Of all our models, the signals on Bitcoin - not affected by politics, fiscal stimulus or central banks - remains the most volatile. We take care to tweak our models in such a way that they respond timely but only do so when they can maintain their signals with some degree of confidence over a longer period of time. For Bitcoin which has given approximately 10 signals so far this year, this proves a difficult task, in particular, because the risk of being on the sidelines too much with Bitcoin - or even shorting it - means missing out or getting hurt by one of its "moon" phases.

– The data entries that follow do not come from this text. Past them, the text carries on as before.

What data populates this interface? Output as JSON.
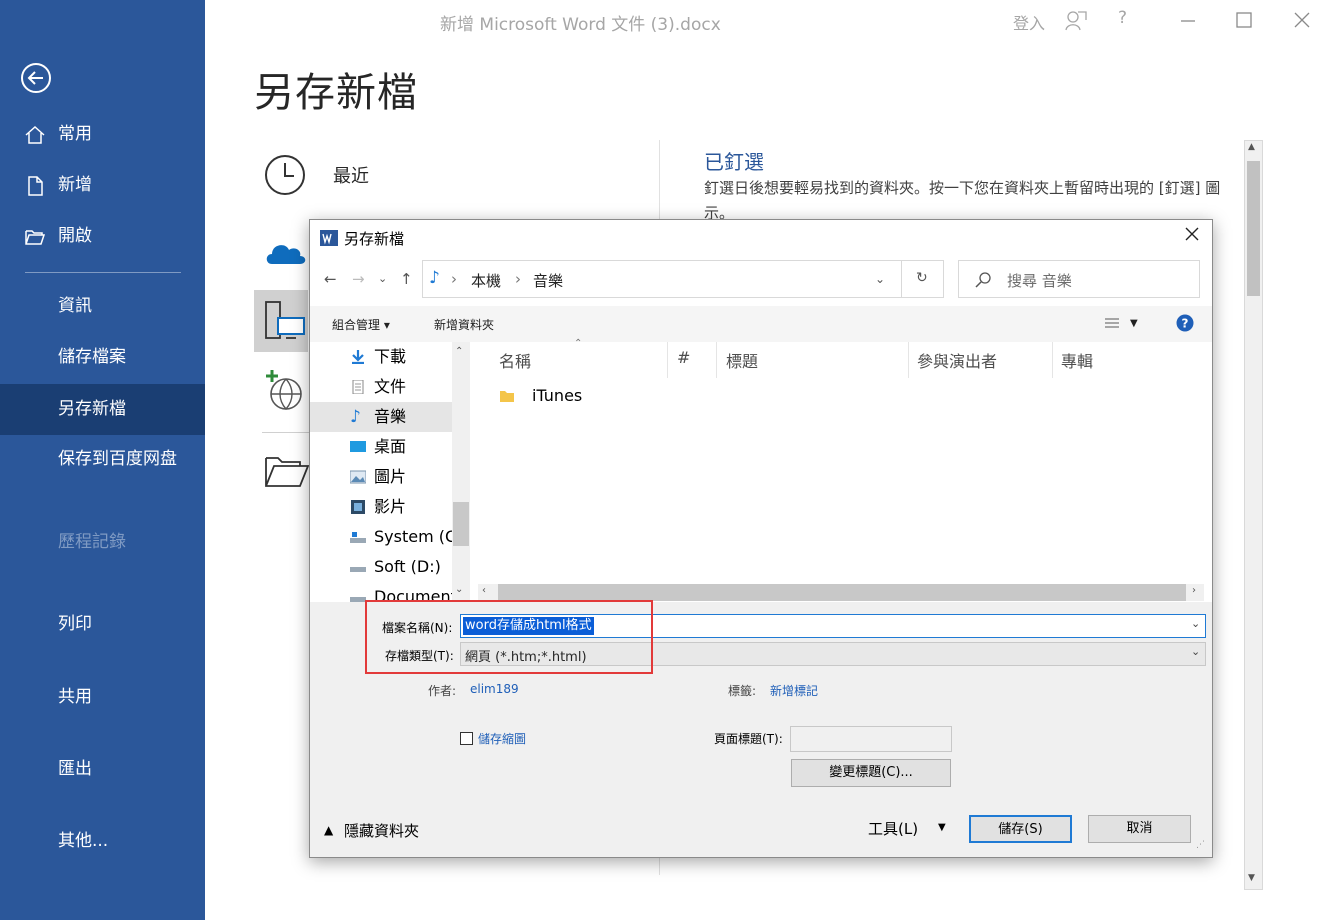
{
  "window": {
    "title": "新增 Microsoft Word 文件 (3).docx",
    "signin": "登入",
    "help": "?"
  },
  "sidebar": {
    "items": [
      {
        "label": "常用"
      },
      {
        "label": "新增"
      },
      {
        "label": "開啟"
      },
      {
        "label": "資訊"
      },
      {
        "label": "儲存檔案"
      },
      {
        "label": "另存新檔"
      },
      {
        "label": "保存到百度网盘"
      },
      {
        "label": "歷程記錄"
      },
      {
        "label": "列印"
      },
      {
        "label": "共用"
      },
      {
        "label": "匯出"
      },
      {
        "label": "其他..."
      }
    ]
  },
  "backstage": {
    "title": "另存新檔",
    "locations": [
      {
        "label": "最近"
      }
    ],
    "pinned_title": "已釘選",
    "pinned_desc": "釘選日後想要輕易找到的資料夾。按一下您在資料夾上暫留時出現的 [釘選] 圖示。"
  },
  "dialog": {
    "title": "另存新檔",
    "path": [
      "本機",
      "音樂"
    ],
    "search_placeholder": "搜尋 音樂",
    "organize": "組合管理 ▾",
    "new_folder": "新增資料夾",
    "tree": [
      {
        "label": "下載"
      },
      {
        "label": "文件"
      },
      {
        "label": "音樂"
      },
      {
        "label": "桌面"
      },
      {
        "label": "圖片"
      },
      {
        "label": "影片"
      },
      {
        "label": "System (C:)"
      },
      {
        "label": "Soft (D:)"
      },
      {
        "label": "Documents"
      }
    ],
    "columns": [
      "名稱",
      "#",
      "標題",
      "參與演出者",
      "專輯"
    ],
    "files": [
      {
        "name": "iTunes"
      }
    ],
    "filename_label": "檔案名稱(N):",
    "filename_value": "word存儲成html格式",
    "filetype_label": "存檔類型(T):",
    "filetype_value": "網頁 (*.htm;*.html)",
    "author_label": "作者:",
    "author_value": "elim189",
    "tags_label": "標籤:",
    "tags_value": "新增標記",
    "thumbnail_label": "儲存縮圖",
    "page_title_label": "頁面標題(T):",
    "change_title_button": "變更標題(C)...",
    "hide_folders": "隱藏資料夾",
    "tools": "工具(L)",
    "save_button": "儲存(S)",
    "cancel_button": "取消"
  }
}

Nevertheless, we are not dissatisfied with the results and think that two or so trading signals a month for an asset like Bitcoin is not unreasonable. We captured approximately +20% of the +26% rally until early March, then stepped out for the long-only model until 20th March as Bitcoin sold off strongly. This meant we were still up 20% as Bitcoin itself sold off to -30% year-to-date initially, while our long/short signals model achieve heights of +88% before giving up quite a lot of that. Since then Bitcoin indicated another 3 long and 1 short signals and on a year-to-date basis our long/short signal portfolio today is up +96% vs. +35% on a buy and hold basis.
Our model portfolio represents our "best ideas" and will in the future contain signals from all of our models. Currently, it's a simple grouping of 40% Bitcoin, 40% stocks and 20% US treasury on a long/short basis. The total year-to-date return is +48% which was achieved with a max. drawdown of -13% compared to -52% on Bitcoin and -34% on stocks.